The potted trees were seen being placed close to the Mosta Rotunda on Monday afternoon. Last week, NGO BirdLife Malta told Times of Malta that the Environment and Resources Authority (ERA) had promised to install potted trees for birds that previously roosted in the Ficus canopies.
They said in a Facebook post on Monday that it was a pity that not enough time had been given for the project to be completed.
The Ficus trees were home to various bird species including White Wagtails (Zakak Abjad), Common Starlings (Sturnell) and Spanish Sparrows (Għasfur tal-Bejt), which all used the birds as a roosting spot during the night.
Yet following the heavy pruning, the Ficus trees' branches were left bare, leaving the birds with no place to rest. A video taken on the first evening after the pruning showed flocks of birds circling the area above the trees, unable to find a spot to roost.
Birds poised to triple within weeks
BirdLife's Mark Sultana estimated that there are some 400 birds in Mosta at the moment, but that number is "expected to triple in coming weeks" as more birds move to migrate south for the winter.
He said that without space for multiple birds to roost together, they will be unable to huddle on colder days, which could lead to the bird population dropping.
According to an ERA case officer’s report, the Mosta local council applied for permission to transplant the trees to improve the design of the square.
The permit was granted despite the report noting that Ficus trees are protected when located within an urban public open space.
The architects behind the Mosta square embellishment project distanced themselves from the decision to uproot and transplant the mature trees.
Moviment Graffitti activists staged peaceful demonstrations to protect the trees from workers and their looming diggers.
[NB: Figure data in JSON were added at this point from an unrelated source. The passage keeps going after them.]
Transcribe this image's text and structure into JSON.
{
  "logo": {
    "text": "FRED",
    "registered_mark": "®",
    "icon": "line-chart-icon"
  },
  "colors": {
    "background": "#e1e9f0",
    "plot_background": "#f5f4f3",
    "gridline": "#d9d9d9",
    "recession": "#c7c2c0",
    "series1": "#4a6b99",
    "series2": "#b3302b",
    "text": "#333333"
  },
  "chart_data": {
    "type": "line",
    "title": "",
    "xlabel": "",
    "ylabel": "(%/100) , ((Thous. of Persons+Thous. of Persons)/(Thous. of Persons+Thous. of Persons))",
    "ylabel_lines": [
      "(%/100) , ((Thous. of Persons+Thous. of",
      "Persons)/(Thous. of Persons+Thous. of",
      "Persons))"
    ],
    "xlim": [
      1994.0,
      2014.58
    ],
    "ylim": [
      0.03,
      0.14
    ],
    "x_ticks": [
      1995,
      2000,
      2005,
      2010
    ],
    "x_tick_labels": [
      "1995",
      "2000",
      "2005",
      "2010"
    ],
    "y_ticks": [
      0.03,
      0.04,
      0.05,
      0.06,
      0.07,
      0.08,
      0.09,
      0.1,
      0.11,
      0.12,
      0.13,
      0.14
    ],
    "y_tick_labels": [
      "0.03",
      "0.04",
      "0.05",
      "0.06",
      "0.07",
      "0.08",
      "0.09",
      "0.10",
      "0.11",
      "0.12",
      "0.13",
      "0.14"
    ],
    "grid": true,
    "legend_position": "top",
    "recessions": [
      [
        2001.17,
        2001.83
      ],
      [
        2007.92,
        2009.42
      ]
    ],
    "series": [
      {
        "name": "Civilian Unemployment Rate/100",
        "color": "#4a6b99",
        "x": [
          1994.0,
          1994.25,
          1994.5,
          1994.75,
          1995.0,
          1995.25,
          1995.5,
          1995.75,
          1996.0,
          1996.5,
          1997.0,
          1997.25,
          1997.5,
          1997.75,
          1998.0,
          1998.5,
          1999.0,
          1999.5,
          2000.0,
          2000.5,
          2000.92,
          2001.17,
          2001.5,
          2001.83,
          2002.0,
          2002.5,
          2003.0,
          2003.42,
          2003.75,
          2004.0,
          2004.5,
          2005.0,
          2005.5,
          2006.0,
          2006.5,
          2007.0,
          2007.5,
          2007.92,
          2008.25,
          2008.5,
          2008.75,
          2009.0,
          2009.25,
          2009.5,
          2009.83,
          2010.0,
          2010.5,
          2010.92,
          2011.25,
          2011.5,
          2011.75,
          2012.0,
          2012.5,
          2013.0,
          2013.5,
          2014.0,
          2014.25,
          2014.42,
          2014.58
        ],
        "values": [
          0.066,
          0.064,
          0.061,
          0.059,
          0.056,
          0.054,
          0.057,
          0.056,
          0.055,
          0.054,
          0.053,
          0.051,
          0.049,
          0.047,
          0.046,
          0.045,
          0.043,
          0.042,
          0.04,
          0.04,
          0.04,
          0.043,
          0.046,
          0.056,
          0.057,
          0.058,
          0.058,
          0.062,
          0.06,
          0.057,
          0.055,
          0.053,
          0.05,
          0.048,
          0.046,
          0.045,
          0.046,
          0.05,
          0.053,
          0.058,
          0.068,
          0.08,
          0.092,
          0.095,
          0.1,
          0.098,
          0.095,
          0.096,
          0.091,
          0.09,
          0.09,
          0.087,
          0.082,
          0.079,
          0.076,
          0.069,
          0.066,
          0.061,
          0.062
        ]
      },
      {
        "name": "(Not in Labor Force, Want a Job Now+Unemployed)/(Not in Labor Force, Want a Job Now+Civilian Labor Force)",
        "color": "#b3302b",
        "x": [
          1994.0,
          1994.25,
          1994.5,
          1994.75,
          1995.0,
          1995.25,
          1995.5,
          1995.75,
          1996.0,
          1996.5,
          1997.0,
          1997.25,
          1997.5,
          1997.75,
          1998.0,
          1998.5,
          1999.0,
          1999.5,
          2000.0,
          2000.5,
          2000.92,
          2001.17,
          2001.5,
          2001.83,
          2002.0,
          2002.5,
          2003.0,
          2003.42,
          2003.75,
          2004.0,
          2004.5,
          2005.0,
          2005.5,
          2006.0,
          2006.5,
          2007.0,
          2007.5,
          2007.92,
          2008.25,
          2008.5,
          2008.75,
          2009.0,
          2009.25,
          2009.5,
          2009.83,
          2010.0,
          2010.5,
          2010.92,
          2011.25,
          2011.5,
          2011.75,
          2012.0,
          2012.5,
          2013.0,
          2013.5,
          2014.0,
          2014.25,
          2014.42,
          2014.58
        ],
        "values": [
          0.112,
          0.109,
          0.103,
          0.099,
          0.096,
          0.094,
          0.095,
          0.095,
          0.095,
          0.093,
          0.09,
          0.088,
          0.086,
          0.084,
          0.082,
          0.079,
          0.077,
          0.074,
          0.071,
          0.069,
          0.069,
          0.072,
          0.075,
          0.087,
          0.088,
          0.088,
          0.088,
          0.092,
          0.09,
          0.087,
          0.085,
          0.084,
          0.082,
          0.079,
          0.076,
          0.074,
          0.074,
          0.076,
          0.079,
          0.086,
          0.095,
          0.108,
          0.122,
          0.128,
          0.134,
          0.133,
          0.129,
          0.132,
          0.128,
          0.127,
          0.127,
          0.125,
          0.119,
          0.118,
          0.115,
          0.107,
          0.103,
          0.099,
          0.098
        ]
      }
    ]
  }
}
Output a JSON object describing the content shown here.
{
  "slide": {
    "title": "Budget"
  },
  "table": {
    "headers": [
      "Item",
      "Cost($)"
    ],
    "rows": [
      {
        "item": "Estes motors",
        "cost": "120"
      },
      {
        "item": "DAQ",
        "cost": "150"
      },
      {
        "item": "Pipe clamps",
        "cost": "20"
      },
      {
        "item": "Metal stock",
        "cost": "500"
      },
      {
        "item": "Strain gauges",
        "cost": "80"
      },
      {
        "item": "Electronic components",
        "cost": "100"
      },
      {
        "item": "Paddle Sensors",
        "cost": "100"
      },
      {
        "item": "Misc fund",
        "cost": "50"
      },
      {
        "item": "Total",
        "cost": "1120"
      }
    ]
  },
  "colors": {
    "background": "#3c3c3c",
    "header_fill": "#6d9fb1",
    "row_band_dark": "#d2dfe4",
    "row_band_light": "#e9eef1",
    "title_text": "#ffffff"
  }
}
On Tuesday afternoon, activist Andre Callus was dragged to the ground and handcuffed by the police, which led to activists spending the night in tents at the site.
On Wednesday evening, after Mosta's mayor announced the U-turn, Graffitti held a protest where activists said people have the power to effect change when decisions by politicians went against the common good.
Questions have been sent to the ERA about both its decision to approve the permit as well as the potted trees selected to provide birds with shelter.